There are two common card sorting techniques. The open card sort; this is where people are given a deck of cards with no pre-established groups and are asked to sort them in any way they see fit and then once they have sorted them – they are asked to explain why they chose the groups they chose. This is really handy for initial data sorting exercises where no existing structure exists in the product or where you are trying to replace an infrastructure which isn’t fit for purpose.

Author/Copyright holder: Design Instruct. Copyright terms and licence: All rights reserved Img source

In closed card sorts, we give people the groups we want them to place the cards in. This is a great way of building on an existing and working product.

Author/Copyright holder: Design Instruct. Copyright terms and licence: All rights reserved Img source

There are some very specific advantages and disadvantages of card sorting and they should be considered before you opt to use card sorting in your research project.
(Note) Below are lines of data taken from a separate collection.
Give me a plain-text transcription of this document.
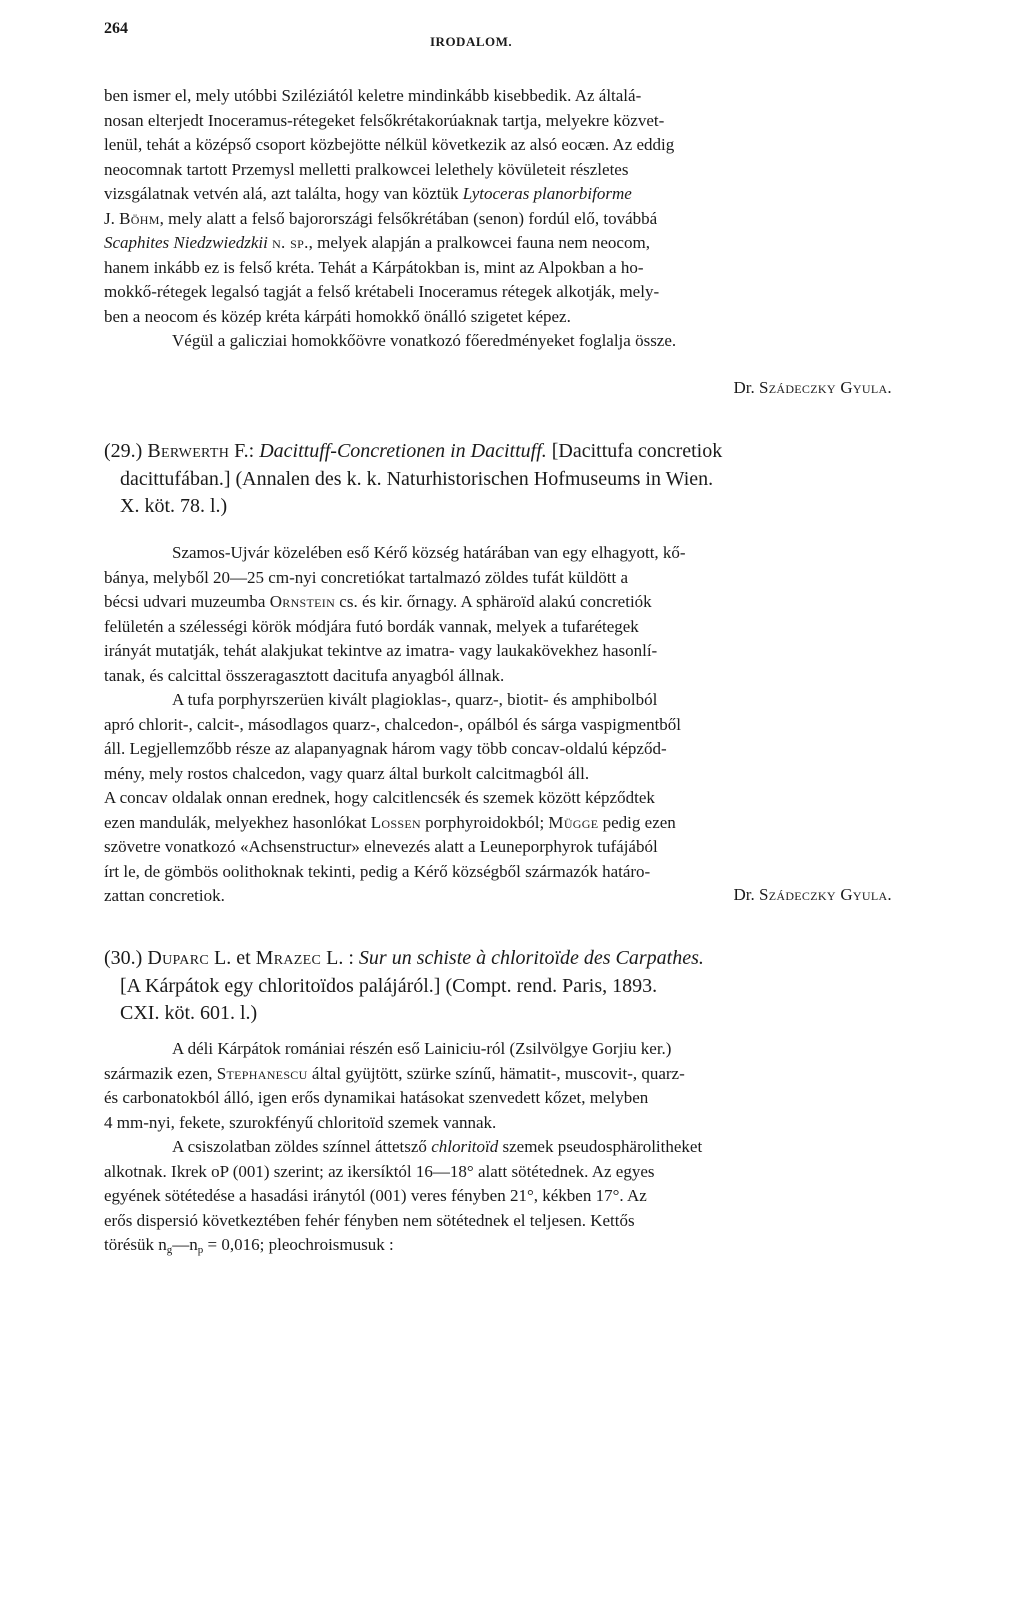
264
IRODALOM.
ben ismer el, mely utóbbi Sziléziától keletre mindinkább kisebbedik. Az általá-
nosan elterjedt Inoceramus-rétegeket felsőkrétakorúaknak tartja, melyekre közvet-
lenül, tehát a középső csoport közbejötte nélkül következik az alsó eocæn. Az eddig
neocomnak tartott Przemysl melletti pralkowcei lelethely kövületeit részletes
vizsgálatnak vetvén alá, azt találta, hogy van köztük Lytoceras planorbiforme
J. Böhm, mely alatt a felső bajorországi felsőkrétában (senon) fordúl elő, továbbá
Scaphites Niedzwiedzkii n. sp., melyek alapján a pralkowcei fauna nem neocom,
hanem inkább ez is felső kréta. Tehát a Kárpátokban is, mint az Alpokban a ho-
mokkő-rétegek legalsó tagját a felső krétabeli Inoceramus rétegek alkotják, mely-
ben a neocom és közép kréta kárpáti homokkő önálló szigetet képez.
Végül a galicziai homokkőövre vonatkozó főeredményeket foglalja össze.
Dr. Szádeczky Gyula.
(29.) Berwerth F.: Dacittuff-Concretionen in Dacittuff. [Dacittufa concretiok
dacittufában.] (Annalen des k. k. Naturhistorischen Hofmuseums in Wien.
X. köt. 78. l.)
Szamos-Ujvár közelében eső Kérő község határában van egy elhagyott, kő-
bánya, melyből 20—25 cm-nyi concretiókat tartalmazó zöldes tufát küldött a
bécsi udvari muzeumba Ornstein cs. és kir. őrnagy. A sphäroïd alakú concretiók
felületén a szélességi körök módjára futó bordák vannak, melyek a tufarétegek
irányát mutatják, tehát alakjukat tekintve az imatra- vagy laukakövekhez hasonlí-
tanak, és calcittal összeragasztott dacitufa anyagból állnak.
A tufa porphyrszerüen kivált plagioklas-, quarz-, biotit- és amphibolból
apró chlorit-, calcit-, másodlagos quarz-, chalcedon-, opálból és sárga vaspigmentből
áll. Legjellemzőbb része az alapanyagnak három vagy több concav-oldalú képződ-
mény, mely rostos chalcedon, vagy quarz által burkolt calcitmagból áll.
A concav oldalak onnan erednek, hogy calcitlencsék és szemek között képződtek
ezen mandulák, melyekhez hasonlókat Lossen porphyroidokból; Mügge pedig ezen
szövetre vonatkozó «Achsenstructur» elnevezés alatt a Leuneporphyrok tufájából
írt le, de gömbös oolithoknak tekinti, pedig a Kérő községből származók határo-
zattan concretiok.	Dr. Szádeczky Gyula.
(30.) Duparc L. et Mrazec L. : Sur un schiste à chloritoïde des Carpathes.
[A Kárpátok egy chloritoïdos palájáról.] (Compt. rend. Paris, 1893.
CXI. köt. 601. l.)
A déli Kárpátok romániai részén eső Lainiciu-ról (Zsilvölgye Gorjiu ker.)
származik ezen, Stephanescu által gyüjtött, szürke színű, hämatit-, muscovit-, quarz-
és carbonatokból álló, igen erős dynamikai hatásokat szenvedett kőzet, melyben
4 mm-nyi, fekete, szurokfényű chloritoïd szemek vannak.
A csiszolatban zöldes színnel áttetsző chloritoïd szemek pseudosphärolitheket
alkotnak. Ikrek oP (001) szerint; az ikersíktól 16—18° alatt sötétednek. Az egyes
egyének sötétedése a hasadási iránytól (001) veres fényben 21°, kékben 17°. Az
erős dispersió következtében fehér fényben nem sötétednek el teljesen. Kettős
törésük $n_g—n_p = 0,016$; pleochroismusuk :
The Advantages of Card Sorting

Author/Copyright holder: Thought Farmer. Copyright terms and licence: All rights reserved Img source

  • Card sorting is simple – there are very few techniques as easy as handing someone a deck of cards and asking them to sort them out.
  • Card sorting is cheap – you’re talking about some plain card and either printer ink or pen ink. You may also use some sticky notes or some Sellotape.
  • Card sorting is fast – you can run this exercise quickly and as many times as you need until you get the data you need.
  • Card sorting is user-focused – the more data we glean from our users rather than from other types of research or our “gut instinct” the better. Users will determine whether or not your product succeeds; their input in the design makes it much more likely to succeed at launch.
  • Card sorting is recognized – people have been card sorting for centuries. It’s a technique your users will be familiar with and which requires little explaining.
    Card sorting provides insight – it’s not as in depth as other research techniques but you do get some great information from the exercise.

The Disadvantages of Card Sorting

  • Card sorting ignores tasks – you can use card sorting to understand how user’s group data without reference to your product. You need to be cautious about how you translate those results into your product. We may change groupings when we have to do things with the data set. (For example; you might sort fruits into “citrus” and “non-citrus” when you are displaying them on a shelf but you might treat them all identically if you are throwing them into a carrier bag).
  • Card sorting is variable – people suck at being consistent. Sometimes card sorting brings beautifully clear and consistent results. Other times the results are so varied they’re nearly worthless.
  • Card sorting analysis can take time – the technique is quick but the analysis can take serious time; a lot depends on the complexity of data sets and whether results are consistent between the users or they aren’t.
  • Cards sorting may not go deep enough – this is kind of like the ignoring tasks disadvantage; if your users can’t place the data in context they may give you a very top level analysis without getting deep into the problem you are trying to solve.


Card sorting is a great technique but it’s not always the right technique for UX research. Always spend a little time weighing up the benefits and problems before selecting any kind of UX research technique.